Witnesses who provided nearly 200 photos, videos and other information to assist the investigation were given credit by authorities.

Police wanted to know if the handgun stolen at the crime scene was involved in the attack. This weapon can fire automatic bullets.

A law enforcement official said that they were also looking into whether the brother Smiley Martin’s gun, which he displayed on a video of himself, was involved in the shooting. Although the official was informed about the investigation, he was not allowed to discuss specific details publicly and spoke under anonymity.

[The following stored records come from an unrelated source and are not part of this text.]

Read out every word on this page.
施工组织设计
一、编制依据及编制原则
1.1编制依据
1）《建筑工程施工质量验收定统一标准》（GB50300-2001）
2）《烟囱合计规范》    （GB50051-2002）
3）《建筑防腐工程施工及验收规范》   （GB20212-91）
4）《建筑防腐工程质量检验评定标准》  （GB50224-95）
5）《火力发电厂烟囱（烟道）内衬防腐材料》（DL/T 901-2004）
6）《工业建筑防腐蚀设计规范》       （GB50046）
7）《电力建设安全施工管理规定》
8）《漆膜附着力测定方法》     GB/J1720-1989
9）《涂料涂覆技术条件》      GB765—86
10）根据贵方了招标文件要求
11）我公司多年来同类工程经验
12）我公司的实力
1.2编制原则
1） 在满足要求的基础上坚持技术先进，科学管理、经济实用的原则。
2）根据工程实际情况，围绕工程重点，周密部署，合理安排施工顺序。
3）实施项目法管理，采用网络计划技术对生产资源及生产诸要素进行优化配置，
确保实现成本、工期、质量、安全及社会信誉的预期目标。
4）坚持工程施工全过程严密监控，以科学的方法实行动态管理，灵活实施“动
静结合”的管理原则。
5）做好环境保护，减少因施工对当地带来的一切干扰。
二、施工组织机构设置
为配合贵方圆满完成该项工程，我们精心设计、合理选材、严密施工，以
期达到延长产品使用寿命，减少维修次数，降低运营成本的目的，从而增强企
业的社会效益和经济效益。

Martin and his brother were both among the victims of gunfire as bar closed at 2 AM Sunday and crowds flooded into the streets.

Johntaya Alexandr, 21; Melinda Davis 57; Yamile Martinez -Andrade 21. The three men killed were Sergio Harris, 38; Joshua Hoye-Lucchesi, 32; and De’vazia Turner, 29.

Apart from the Martin brothers and their two children, 10 others were also injured. Two people were still in hospital with gunshot wounds.

Smiley Martin will be charged with possessing a firearm by an unprohibited person as well as possession of a weapon. He remained hospitalized and it wasn’t clear if he had an attorney who could speak for him.

His brother, Dandrae Martin, 26, was arrested as a “related suspect” and appeared briefly Tuesday in Sacramento Superior Court on a charge of being a convict carrying a loaded gun.

His attorney stated that he did not plead guilty and would continue to wait for more severe charges to determine whether to release him.

Both of the men have criminal records. Smiley Martin was freed in February, having served about half of the 10-year term for beating his girlfriend. He was denied parole last year after prosecutors said he “clearly has little regard for human life,” documents show.

Darrell Steinberg, Sacramento mayor, questioned the reason the brothers were out on the streets.

“Those questions need to be answered and they will be answered over the days ahead,” Steinberg said.

The weapon charge was filed Tuesday against a 31 year-old male who was seen to be carrying a firearm shortly after the shooting. Police said they don’t believe his gun was used in the shooting.


This is the correct version. Smiley Martin spent only half of his 10-year sentence in prison. It was not nearly two years.


Melley reported in Los Angeles. This report was contributed by Stefanie Dzio and Christopher Weber of the Associated Press in Los Angeles, Don Thompson, Michael Balsamo in Washington, Michael Balsamo at Sacramento, Michael Balsamo at Washington, Michael Balsamo at Washington, Jacques Billeaud, Phoenix, Rhonda Shafner, News Researcher, New York City.